Source data are available online for this figure.
Figure 1
Figure 1. PWWP2A is a novel H2A.Z mononucleosome binder
  1. A

    Heatmap of significant outliers from pull‐downs analyzed by label‐free MS‐based proteomics with mononucleosomes derived from Skmel‐147 (two independent experiments: SK1 and SK2; see also Vardabasso et al, 2015 for first replicate) or HeLaK (HK) cells stably expressing GFP‐H2A (H2A), GFP‐H2A.Z.1 (Z.1), or GFP‐H2A.Z.2 (Z.2), normalized to H2A. Scale bar: log2‐fold. See also Fig EV1A–E for details on experimental procedure and verification of results, and Datasets EV1, EV2 and EV3 for detailed lists of H2A.Z‐binders.

  2. B

    Immunoblotting of SRCAP complex‐specific member ZNHIT1 upon SK‐mel147 GFP, GFP‐H2A, GFP‐H2A.Z.1, or GFP‐H2A.Z.2 mono‐IPs. GFP served as control.

  3. C, D

    Immunoblotting of different histone PTMs (C) or PWWP2A (D) upon GFP, GFP‐H2A, GFP‐H2A.Z.1, or GFP‐H2A.Z.2 mono‐IPs. Notice the different sizes of endogenous PWWP2A protein (see also Figs EV1H and EV4C), possibly due to different modifications.

  4. E

    Immunoblots of GFP‐H2A.Z.1 or GFP‐PWWP2A mono‐IPs detecting endogenous H3, H2A, or H2A.Z. Notice enrichment of H2A.Z in comparison with H2A in GFP‐PWWP2A pull‐down. See also Fig EV1F–H for generation and characterization of GFP‐PWWP2A cell lines and endogenous pull‐down.

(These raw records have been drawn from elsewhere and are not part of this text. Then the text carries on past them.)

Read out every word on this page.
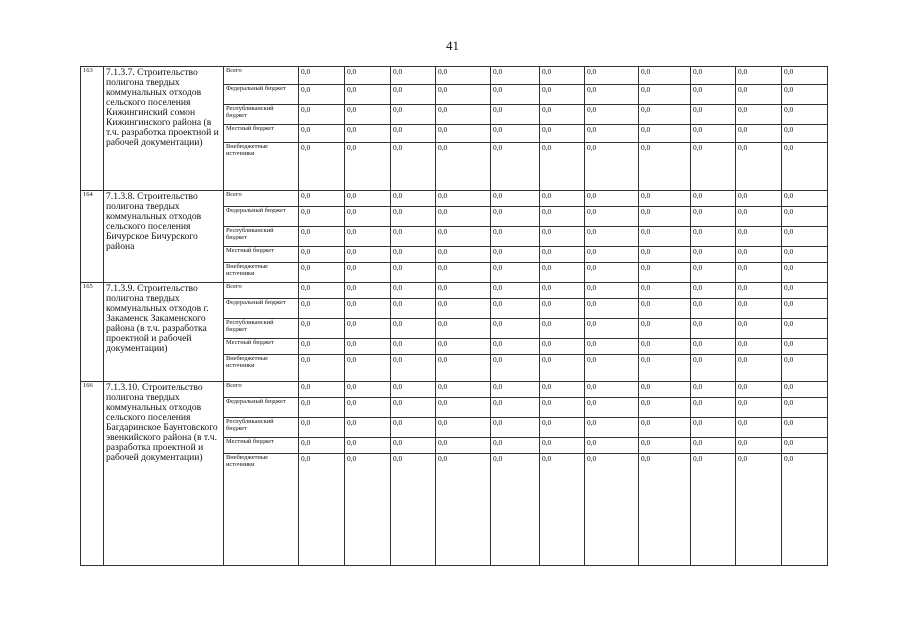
41
163	7.1.3.7. Строительство полигона твердых коммунальных отходов сельского поселения Кижингинский сомон Кижингинского района (в т.ч. разработка проектной и рабочей документации)	Всего	0,0	0,0	0,0	0,0	0,0	0,0	0,0	0,0	0,0	0,0	0,0
		Федеральный бюджет	0,0	0,0	0,0	0,0	0,0	0,0	0,0	0,0	0,0	0,0	0,0
		Республиканский бюджет	0,0	0,0	0,0	0,0	0,0	0,0	0,0	0,0	0,0	0,0	0,0
		Местный бюджет	0,0	0,0	0,0	0,0	0,0	0,0	0,0	0,0	0,0	0,0	0,0
		Внебюджетные источники	0,0	0,0	0,0	0,0	0,0	0,0	0,0	0,0	0,0	0,0	0,0
164	7.1.3.8. Строительство полигона твердых коммунальных отходов сельского поселения Бичурское Бичурского района	Всего	0,0	0,0	0,0	0,0	0,0	0,0	0,0	0,0	0,0	0,0	0,0
		Федеральный бюджет	0,0	0,0	0,0	0,0	0,0	0,0	0,0	0,0	0,0	0,0	0,0
		Республиканский бюджет	0,0	0,0	0,0	0,0	0,0	0,0	0,0	0,0	0,0	0,0	0,0
		Местный бюджет	0,0	0,0	0,0	0,0	0,0	0,0	0,0	0,0	0,0	0,0	0,0
		Внебюджетные источники	0,0	0,0	0,0	0,0	0,0	0,0	0,0	0,0	0,0	0,0	0,0
165	7.1.3.9. Строительство полигона твердых коммунальных отходов г. Закаменск Закаменского района (в т.ч. разработка проектной и рабочей документации)	Всего	0,0	0,0	0,0	0,0	0,0	0,0	0,0	0,0	0,0	0,0	0,0
		Федеральный бюджет	0,0	0,0	0,0	0,0	0,0	0,0	0,0	0,0	0,0	0,0	0,0
		Республиканский бюджет	0,0	0,0	0,0	0,0	0,0	0,0	0,0	0,0	0,0	0,0	0,0
		Местный бюджет	0,0	0,0	0,0	0,0	0,0	0,0	0,0	0,0	0,0	0,0	0,0
		Внебюджетные источники	0,0	0,0	0,0	0,0	0,0	0,0	0,0	0,0	0,0	0,0	0,0
166	7.1.3.10. Строительство полигона твердых коммунальных отходов сельского поселения Багдаринское Баунтовского эвенкийского района (в т.ч. разработка проектной и рабочей документации)	Всего	0,0	0,0	0,0	0,0	0,0	0,0	0,0	0,0	0,0	0,0	0,0
		Федеральный бюджет	0,0	0,0	0,0	0,0	0,0	0,0	0,0	0,0	0,0	0,0	0,0
		Республиканский бюджет	0,0	0,0	0,0	0,0	0,0	0,0	0,0	0,0	0,0	0,0	0,0
		Местный бюджет	0,0	0,0	0,0	0,0	0,0	0,0	0,0	0,0	0,0	0,0	0,0
		Внебюджетные источники	0,0	0,0	0,0	0,0	0,0	0,0	0,0	0,0	0,0	0,0	0,0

Source data are available online for this figure.
Figure 2
Figure 2. Two separate internal regions of PWWP2A confer nucleosome binding and H2A.Z‐specificity

  1. Pull‐downs of GST or GST‐PWWP2A with mononucleosomes (input) derived from HeLaK cells. Precipitated recombinant GST proteins and histones are detected with Coomassie blue staining and H2A and H2A.Z with specific antibodies in immunoblots. * indicates right sizes of purified and precipitated GST and GST‐PWWP2A.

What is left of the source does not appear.